In part 1 and part 2 of this column series, I discussed the trend of a flight from risk by capital owners that began last year as consumer demand declined, especially in the U.S., and investors began slowing investment in developing countries, especially China.
That flight from risk as a temporary response to a decline in demand has since grown into a flight to the perceived safety of capital owners' home countries, as fear that the decrease in demand may not be as temporary as was originally believed.
That fear is exacerbated by consumer demand continuing to decrease in the face of extraordinary countercyclical measures being taken by monetary authorities to prevent it, as is most evident in the negative interest rate regimes in place in Europe and Japan.
Since the Lehman-crisis era, and prior to that in the case of Japan, governments globally have had to enhance their monetary stimulus efforts with fiscal support that has caused sovereign debt levels to rise dramatically.
In order to service that debt and provide the opportunity to issue more debt, these countries need the owners of capital to invest both domestically and in cross-border transactions.
If capital owners fail to do so, the risk of debt defaults increases and will logically cause the owners of capital to withdraw from participating even more quickly.
As critical as these issues are for the U.S. and European authorities, they are even more so for China and Japan.
China is caught in a vise between two bad options: allow foreign capital to continue to flee or implement capital controls to prevent it.
If it lets capital continue to flee, China risks an uncontrolled depreciation of the yuan, which could lead to civil unrest or worse.
If China implements capital controls and refuses to allow foreign capital to exit, it risks panicking those investors and others into not bringing new capital into the country in the future.
If that happens, the country risks becoming victim to the "middle income trap," economic activity collapses and the descent into civil unrest, or worse, begins.
As bad as that is, the situation for Japan may be even worse.
Although there are deep cultural divisions between China and Japan, as well as political and government divisions over claims to islands between the two countries, their economic and financial relationship is both synergistic and symbiotic.
They both need cross-border investment and trade with each other in order to survive economically.
That relationship is similar to that among the U.S., Canada and Mexico.
That's why Bank of Japan Governor Haruhiko Kuroda recently urged China to implement capital controls to prevent capital flight and followed that by instituting a negative interest rate regime in Japan.
If capital starts to flow out of China and back to Japan, as Japanese investors seek to park assets at home, the economic impact on Japan is negative, affecting the ability of Japan to continue to service its sovereign debt.
That's important for Japan because it has no public financial policy tools left to counteract a further retrenchment in economic activity, as I last discussed in the column, "Japan's Endgame Begins."
Japan, as a sovereign, is terminally insolvent and there's nothing the country's leaders can do to change that. Abenomics is simply the process of the government there trying to postpone the point at which investors realize that Japanese government bonds (JGBs) are a Ponzi scheme.

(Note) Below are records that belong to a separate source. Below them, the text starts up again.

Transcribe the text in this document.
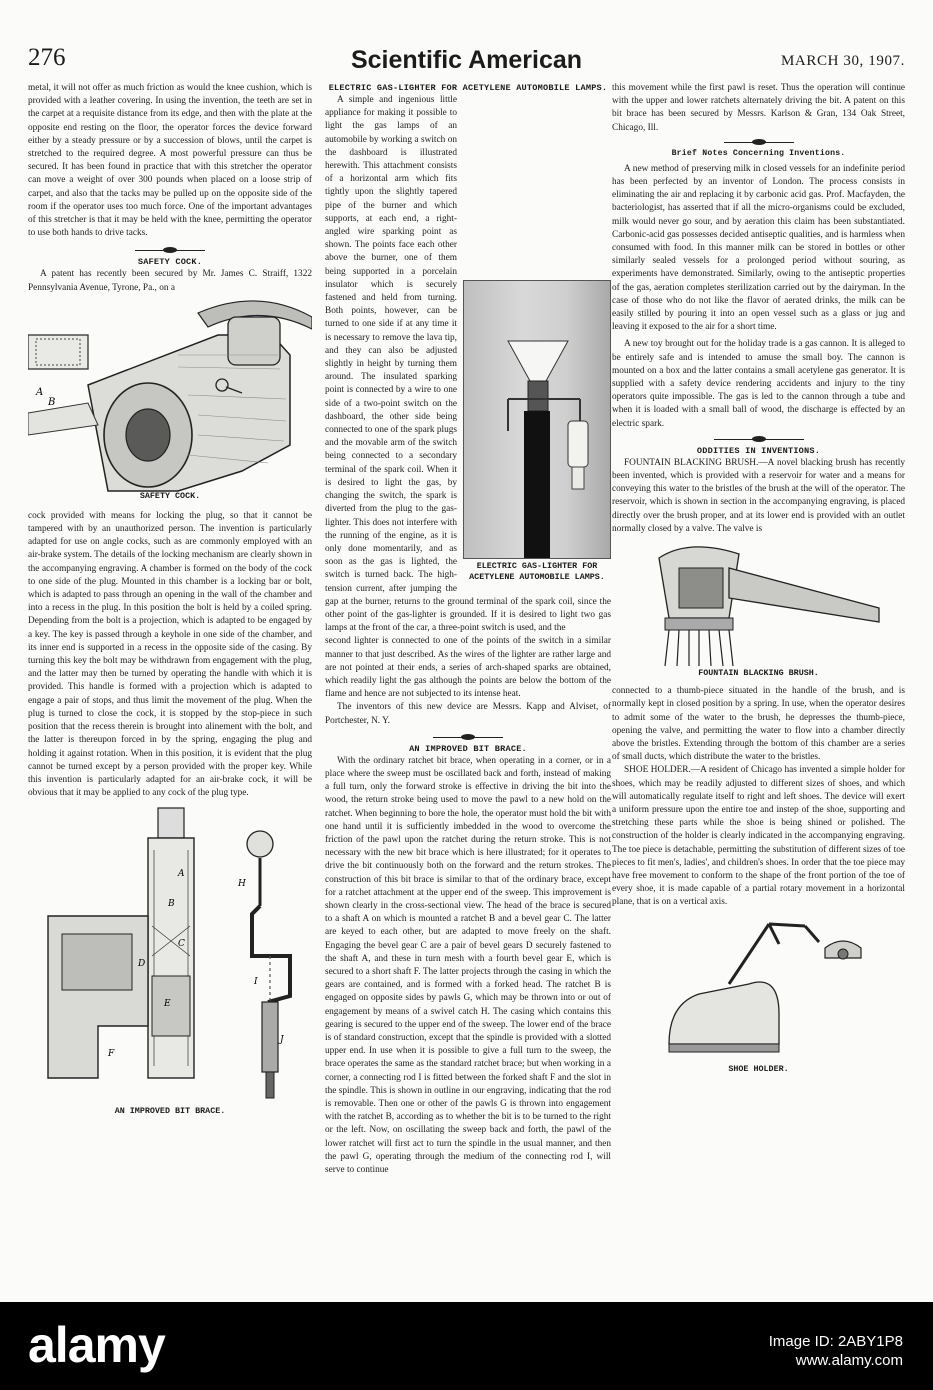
276	Scientific American	MARCH 30, 1907.

metal, it will not offer as much friction as would the knee cushion, which is provided with a leather covering. In using the invention, the teeth are set in the carpet at a requisite distance from its edge, and then with the plate at the opposite end resting on the floor, the operator forces the device forward either by a steady pressure or by a succession of blows, until the carpet is stretched to the required degree. A most powerful pressure can thus be secured. It has been found in practice that with this stretcher the operator can move a weight of over 300 pounds when placed on a loose strip of carpet, and also that the tacks may be pulled up on the opposite side of the room if the operator uses too much force. One of the important advantages of this stretcher is that it may be held with the knee, permitting the operator to use both hands to drive tacks.

SAFETY COCK.

A patent has recently been secured by Mr. James C. Straiff, 1322 Pennsylvania Avenue, Tyrone, Pa., on a

A
B
SAFETY COCK.

cock provided with means for locking the plug, so that it cannot be tampered with by an unauthorized person. The invention is particularly adapted for use on angle cocks, such as are commonly employed with an air-brake system. The details of the locking mechanism are clearly shown in the accompanying engraving. A chamber is formed on the body of the cock to one side of the plug. Mounted in this chamber is a locking bar or bolt, which is adapted to pass through an opening in the wall of the chamber and into a recess in the plug. In this position the bolt is held by a coiled spring. Depending from the bolt is a projection, which is adapted to be engaged by a key. The key is passed through a keyhole in one side of the chamber, and its inner end is supported in a recess in the opposite side of the casing. By turning this key the bolt may be withdrawn from engagement with the plug, and the latter may then be turned by operating the handle with which it is provided. This handle is formed with a projection which is adapted to engage a pair of stops, and thus limit the movement of the plug. When the plug is turned to close the cock, it is stopped by the stop-piece in such position that the recess therein is brought into alinement with the bolt, and the latter is thereupon forced in by the spring, engaging the plug and holding it against rotation. When in this position, it is evident that the plug cannot be turned except by a person provided with the proper key. While this invention is particularly adapted for an air-brake cock, it will be obvious that it may be applied to any cock of the plug type.

A
B
C
D
E
F
H
I
J
AN IMPROVED BIT BRACE.
ELECTRIC GAS-LIGHTER FOR ACETYLENE AUTOMOBILE LAMPS.
ELECTRIC GAS-LIGHTER FOR ACETYLENE AUTOMOBILE LAMPS.

A simple and ingenious little appliance for making it possible to light the gas lamps of an automobile by working a switch on the dashboard is illustrated herewith. This attachment consists of a horizontal arm which fits tightly upon the slightly tapered pipe of the burner and which supports, at each end, a right-angled wire sparking point as shown. The points face each other above the burner, one of them being supported in a porcelain insulator which is securely fastened and held from turning. Both points, however, can be turned to one side if at any time it is necessary to remove the lava tip, and they can also be adjusted slightly in height by turning them around. The insulated sparking point is connected by a wire to one side of a two-point switch on the dashboard, the other side being connected to one of the spark plugs and the movable arm of the switch being connected to a secondary terminal of the spark coil. When it is desired to light the gas, by changing the switch, the spark is diverted from the plug to the gas-lighter. This does not interfere with the running of the engine, as it is only done momentarily, and as soon as the gas is lighted, the switch is turned back. The high-tension current, after jumping the gap at the burner, returns to the ground terminal of the spark coil, since the other point of the gas-lighter is grounded. If it is desired to light two gas lamps at the front of the car, a three-point switch is used, and the

second lighter is connected to one of the points of the switch in a similar manner to that just described. As the wires of the lighter are rather large and are not pointed at their ends, a series of arch-shaped sparks are obtained, which readily light the gas although the points are below the bottom of the flame and hence are not subjected to its intense heat.

The inventors of this new device are Messrs. Kapp and Alviset, of Portchester, N. Y.

AN IMPROVED BIT BRACE.

With the ordinary ratchet bit brace, when operating in a corner, or in a place where the sweep must be oscillated back and forth, instead of making a full turn, only the forward stroke is effective in driving the bit into the wood, the return stroke being used to move the pawl to a new hold on the ratchet. When beginning to bore the hole, the operator must hold the bit with one hand until it is sufficiently imbedded in the wood to overcome the friction of the pawl upon the ratchet during the return stroke. This is not necessary with the new bit brace which is here illustrated; for it operates to drive the bit continuously both on the forward and the return strokes. The construction of this bit brace is similar to that of the ordinary brace, except for a ratchet attachment at the upper end of the sweep. This improvement is shown clearly in the cross-sectional view. The head of the brace is secured to a shaft A on which is mounted a ratchet B and a bevel gear C. The latter are keyed to each other, but are adapted to move freely on the shaft. Engaging the bevel gear C are a pair of bevel gears D securely fastened to the shaft A, and these in turn mesh with a fourth bevel gear E, which is secured to a short shaft F. The latter projects through the casing in which the gears are contained, and is formed with a forked head. The ratchet B is engaged on opposite sides by pawls G, which may be thrown into or out of engagement by means of a swivel catch H. The casing which contains this gearing is secured to the upper end of the sweep. The lower end of the brace is of standard construction, except that the spindle is provided with a slotted upper end. In use when it is possible to give a full turn to the sweep, the brace operates the same as the standard ratchet brace; but when working in a corner, a connecting rod I is fitted between the forked shaft F and the slot in the spindle. This is shown in outline in our engraving, indicating that the rod is removable. Then one or other of the pawls G is thrown into engagement with the ratchet B, according as to whether the bit is to be turned to the right or the left. Now, on oscillating the sweep back and forth, the pawl of the lower ratchet will first act to turn the spindle in the usual manner, and then the pawl G, operating through the medium of the connecting rod I, will serve to continue

this movement while the first pawl is reset. Thus the operation will continue with the upper and lower ratchets alternately driving the bit. A patent on this bit brace has been secured by Messrs. Karlson & Gran, 134 Oak Street, Chicago, Ill.

Brief Notes Concerning Inventions.

A new method of preserving milk in closed vessels for an indefinite period has been perfected by an inventor of London. The process consists in eliminating the air and replacing it by carbonic acid gas. Prof. Macfayden, the bacteriologist, has asserted that if all the micro-organisms could be excluded, milk would never go sour, and by aeration this claim has been substantiated. Carbonic-acid gas possesses decided antiseptic qualities, and is harmless when consumed with food. In this manner milk can be stored in bottles or other similarly sealed vessels for a prolonged period without souring, as experiments have demonstrated. Similarly, owing to the antiseptic properties of the gas, aeration completes sterilization carried out by the dairyman. In the case of those who do not like the flavor of aerated drinks, the milk can be easily stilled by pouring it into an open vessel such as a glass or jug and leaving it exposed to the air for a short time.

A new toy brought out for the holiday trade is a gas cannon. It is alleged to be entirely safe and is intended to amuse the small boy. The cannon is mounted on a box and the latter contains a small acetylene gas generator. It is supplied with a safety device rendering accidents and injury to the tiny operators quite impossible. The gas is led to the cannon through a tube and when it is loaded with a small ball of wood, the discharge is effected by an electric spark.

ODDITIES IN INVENTIONS.

FOUNTAIN BLACKING BRUSH.—A novel blacking brush has recently been invented, which is provided with a reservoir for water and a means for conveying this water to the bristles of the brush at the will of the operator. The reservoir, which is shown in section in the accompanying engraving, is placed directly over the brush proper, and at its lower end is provided with an outlet normally closed by a valve. The valve is

FOUNTAIN BLACKING BRUSH.

connected to a thumb-piece situated in the handle of the brush, and is normally kept in closed position by a spring. In use, when the operator desires to admit some of the water to the brush, he depresses the thumb-piece, opening the valve, and permitting the water to flow into a chamber directly above the bristles. Extending through the bottom of this chamber are a series of small ducts, which distribute the water to the bristles.

SHOE HOLDER.—A resident of Chicago has invented a simple holder for shoes, which may be readily adjusted to different sizes of shoes, and which will automatically regulate itself to right and left shoes. The device will exert a uniform pressure upon the entire toe and instep of the shoe, supporting and stretching these parts while the shoe is being shined or polished. The construction of the holder is clearly indicated in the accompanying engraving. The toe piece is detachable, permitting the substitution of different sizes of toe pieces to fit men's, ladies', and children's shoes. In order that the toe piece may have free movement to conform to the shape of the front portion of the toe of every shoe, it is made capable of a partial rotary movement in a horizontal plane, that is on a vertical axis.

SHOE HOLDER.
alamy	Image ID: 2ABY1P8
www.alamy.com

If China does not implement capital controls and the yuan enters a period of uncontrolled depreciation, the real risk is that investors will realize the insolvency of Japan and, like in a game of spoons, investors everywhere flee all assets, other than U.S. Treasuries for institutional investors, and hard assets like gold for individuals.
The Catch-22 is that the same thing would likely happen, but perhaps over a longer time period, if China implements capital controls.
In either case, the capital fleeing China and the public advice from Japan to stop it by force are an indication that the era of globalization and the massive increase in debt issuance from public and private entities that have fueled it are coming to an end.
The result is balkanization, the fleeing "home" by global investors in search of the protection their governments and militaries can provide.
And that raises the possibility of the last economic policy tool available to everyone -- war -- as I discussed in the column, "When All Else Fails, Go to War."